The Effect of Shareholder Taxes on Bank Risk-Taking
Abstract
This study examines the effect of shareholders’ personal taxes on bank risk-taking. Economic theory predicts that personal tax rates affect individual investment risk-taking through risk sharing with the government via loss offsets. I investigate this relation using a sample of S corporation bank holding companies to isolate the effect of shareholder-level taxes and plausibly exogenous changes in dominant shareholders’ state income tax rates. I find that increases in shareholder tax rates are positively associated with bank risk-taking when shareholders can use loss offsets to share in risk with the government.
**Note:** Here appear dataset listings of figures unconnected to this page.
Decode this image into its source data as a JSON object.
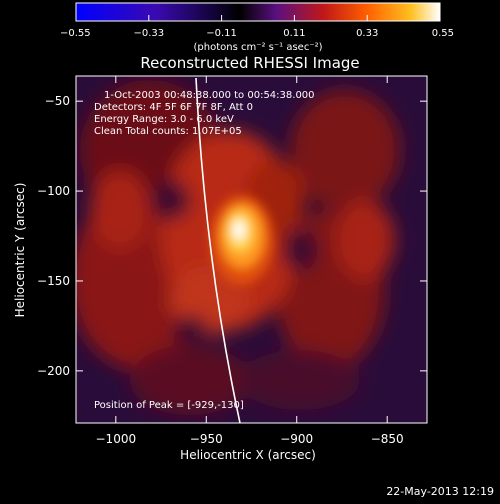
{
  "colorbar": {
    "ticks": [
      "-0.55",
      "-0.33",
      "-0.11",
      "0.11",
      "0.33",
      "0.55"
    ],
    "units": "(photons cm⁻² s⁻¹ asec⁻²)",
    "colors": [
      "#0000ff",
      "#3a0ab0",
      "#000000",
      "#5a1080",
      "#c01818",
      "#ff6000",
      "#ffc020",
      "#ffffff"
    ]
  },
  "chart_data": {
    "type": "heatmap",
    "title": "Reconstructed RHESSI Image",
    "xlabel": "Heliocentric X (arcsec)",
    "ylabel": "Heliocentric Y (arcsec)",
    "xlim": [
      -1022,
      -828
    ],
    "ylim": [
      -229,
      -36
    ],
    "xticks": [
      -1000,
      -950,
      -900,
      -850
    ],
    "yticks": [
      -50,
      -100,
      -150,
      -200
    ],
    "xtick_labels": [
      "−1000",
      "−950",
      "−900",
      "−850"
    ],
    "ytick_labels": [
      "−50",
      "−100",
      "−150",
      "−200"
    ],
    "peak": {
      "x": -929,
      "y": -130,
      "value": 0.55
    },
    "annotations": [
      "1-Oct-2003 00:48:38.000 to 00:54:38.000",
      "Detectors: 4F 5F 6F 7F 8F, Att 0",
      "Energy Range: 3.0 - 6.0 keV",
      "Clean    Total counts: 1.07E+05"
    ],
    "peak_label": "Position of Peak = [-929,-130]"
  },
  "timestamp": "22-May-2013 12:19"
}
This positive relation is concentrated in banks that have lower levels of capital, less external monitoring, few shareholder conflicts, and dominant shareholders who are also their bank’s CEO. However, in better-capitalized banks with less external monitoring and few shareholder conflicts, increases in shareholder tax rates are negatively associated with bank risk-taking when shareholders cannot share in risk with the government. Overall, the results suggest that investor-level taxes play an important role in bank risk-taking decisions.
Citation
Glenn, Jennifer Lee (2020). The Effect of Shareholder Taxes on Bank Risk-Taking. Doctoral dissertation, Texas A&M University. Available electronically from https : / /hdl .handle .net /1969 .1 /192816.